Esiste un percorso di studi specifico?
«No, ne esistono molti e di vario genere, da seminari organizzati da istituti privati a veri e propri master universitari. L'importante è scegliere quello più adatto e anche qualificato, perché troppi s'inventano quello che non sono».

Qual è stato il suo percorso per diventare social media strategist?
«Ho iniziato come giornalista professionista in una casa editrice. Quando questa, nel 2010, ha chiuso mi sono guardato attorno. Da ragazzino ero appassionato di computer, avevo già iniziato a utilizzare Facebook, Twitter, Myspace e una volta diventato freelance ho iniziato a studiarmeli bene e a fare pratica insieme con qualche corso online e ricerche su Google. Nel lavoro, però, più che il curriculum è stato importante il passaparola; ancora oggi continuo attraverso la rete di conoscenze che mi sono costruito. Io sono diplomato in ragioneria e ho interrotto gli studi universitari per motivi economici, adesso il mio lavoro è 40% giornalistico e 60% dedicato ai social network. Trovo utilissimi i corsi di aggiornamento per giornalisti sui nuovi media».

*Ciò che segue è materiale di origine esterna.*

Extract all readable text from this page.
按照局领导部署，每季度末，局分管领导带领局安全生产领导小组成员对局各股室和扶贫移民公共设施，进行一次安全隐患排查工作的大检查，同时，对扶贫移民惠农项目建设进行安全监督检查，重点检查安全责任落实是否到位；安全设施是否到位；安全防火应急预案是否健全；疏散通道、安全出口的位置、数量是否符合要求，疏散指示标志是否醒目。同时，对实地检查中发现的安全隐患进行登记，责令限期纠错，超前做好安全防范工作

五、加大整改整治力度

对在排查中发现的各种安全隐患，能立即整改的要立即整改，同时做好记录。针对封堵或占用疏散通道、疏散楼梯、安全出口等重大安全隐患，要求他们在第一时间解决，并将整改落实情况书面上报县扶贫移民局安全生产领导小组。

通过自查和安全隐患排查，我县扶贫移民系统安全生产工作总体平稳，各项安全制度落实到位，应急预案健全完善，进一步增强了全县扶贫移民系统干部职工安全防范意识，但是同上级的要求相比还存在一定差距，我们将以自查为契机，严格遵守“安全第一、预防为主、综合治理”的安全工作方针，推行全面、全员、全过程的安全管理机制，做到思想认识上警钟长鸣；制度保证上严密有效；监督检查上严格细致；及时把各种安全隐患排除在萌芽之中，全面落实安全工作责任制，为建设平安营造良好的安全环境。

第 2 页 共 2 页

Quali sono le competenze chiave di questa professione?
«Sapere scrivere come prima cosa, capire le esigenze del cliente, come funzionano i social network (un servizio informatico on line che permette la realizzazione di reti sociali virtuali, si tratta di siti Internet o tecnologie che consentono agli utenti di condividere contenuti testuali, immagini, video e audio e d'interagire tra loro, ndr), qual è il post che funziona meglio e come ottimizzarlo. Non c'è un segreto o un'unica cosa che ti apre la strada, sono tante insieme, continuando a studiare e aggiornarsi, restando informato su quello che accade in questo mondo professionale. No imparo e mi fermo, ma imparo e continuo, stando sempre sul pezzo senza mai distogliere l'attenzione da ciò che sto facendo».

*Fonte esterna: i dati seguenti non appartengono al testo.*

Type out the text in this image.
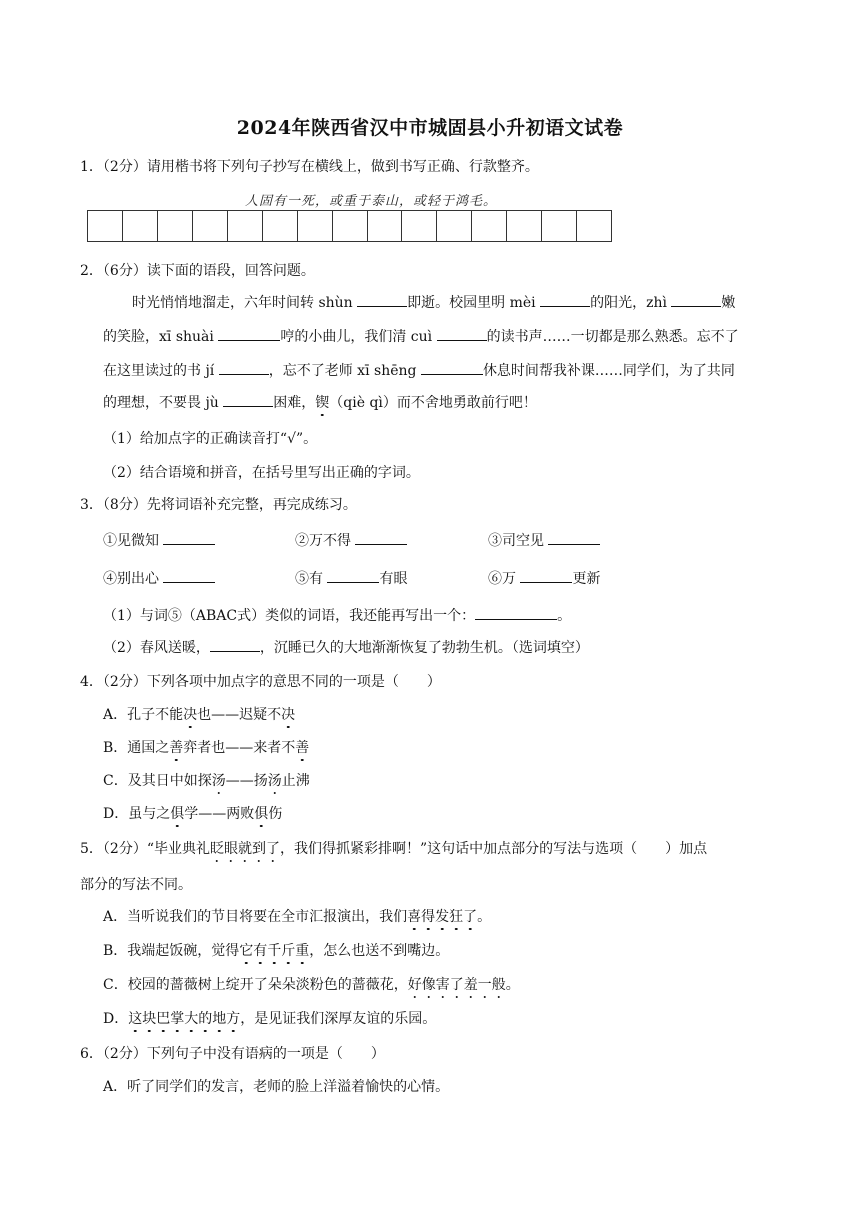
2024年陕西省汉中市城固县小升初语文试卷
1．（2分）请用楷书将下列句子抄写在横线上，做到书写正确、行款整齐。
人固有一死，或重于泰山，或轻于鸿毛。
2．（6分）读下面的语段，回答问题。
时光悄悄地溜走，六年时间转 shùn	即逝。校园里明 mèi	的阳光，zhì	嫩
的笑脸，xī shuài	哼的小曲儿，我们清 cuì	的读书声……一切都是那么熟悉。忘不了
在这里读过的书 jí	，忘不了老师 xī shēng	休息时间帮我补课……同学们，为了共同
的理想，不要畏 jù	困难，锲（qiè qì）而不舍地勇敢前行吧！
（1）给加点字的正确读音打“√”。
（2）结合语境和拼音，在括号里写出正确的字词。
3．（8分）先将词语补充完整，再完成练习。
①见微知	②万不得	③司空见
④别出心	⑤有	有眼	⑥万	更新
（1）与词⑤（ABAC式）类似的词语，我还能再写出一个：	。
（2）春风送暖，	，沉睡已久的大地渐渐恢复了勃勃生机。（选词填空）
4．（2分）下列各项中加点字的意思不同的一项是（　　）
A．孔子不能决也——迟疑不决
B．通国之善弈者也——来者不善
C．及其日中如探汤——扬汤止沸
D．虽与之俱学——两败俱伤
5．（2分）“毕业典礼眨眼就到了，我们得抓紧彩排啊！”这句话中加点部分的写法与选项（　　）加点
部分的写法不同。
A．当听说我们的节目将要在全市汇报演出，我们喜得发狂了。
B．我端起饭碗，觉得它有千斤重，怎么也送不到嘴边。
C．校园的蔷薇树上绽开了朵朵淡粉色的蔷薇花，好像害了羞一般。
D．这块巴掌大的地方，是见证我们深厚友谊的乐园。
6．（2分）下列句子中没有语病的一项是（　　）
A．听了同学们的发言，老师的脸上洋溢着愉快的心情。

Pesa di più l'esperienza o la formazione?
«Esperienza 60%, formazione 40%, l'esperienza è fondamentale».

Che tipo di problemi deve risolvere?
«I problemi maggiori riguardano il lato economico, perché molta gente sottovaluta questo lavoro: "Cosa vuoi che sia"; poi si affidano al cugino di turno e fanno macelli. È faticoso spiegare alle piccole e medie imprese che esistono strumenti che se lavorati professionalmente possono dare grandi risultati. Molti pensano che Facebook sia il social del cazzeggio, sbagliando, perché attraverso questo si possono ottenere ottimi risultati d'impresa».

In quali settori si trova lavoro?
«PMI e politica, soprattutto la politica, come nelle ultime elezioni, nelle quali molti si sono accorti che, oltre la televisione, che resta il media principale, il manifesto e il santino non hanno più senso, molto meglio lavorare con i social. Una volta c'era anche la musica, ma lì i soldi sono finiti».

Il social media strategist è un libero professionista o un dipendente?
«Libero professionista, purtroppo perché il salasso è sempre alto. Però per lavorare in questo settore, consulenze comprese (che devono essere pagate!) bisogna avere la partita IVA. Non credo che ci sia alcuno, in questo momento, che voglia propormi un contratto o un'assunzione, anche per la mia età. A questo proposito un nuovo social che sta dando buoni risultati è LinkedIn (un servizio web di rete sociale, gratuito, con servizi opzionali a pagamento, impiegato principalmente nello sviluppo di contatti professionali, tramite pubblicazione e diffusione del proprio curriculum vitae, e nella diffusione di contenuti specifici relativi il mercato del lavoro, ndr)».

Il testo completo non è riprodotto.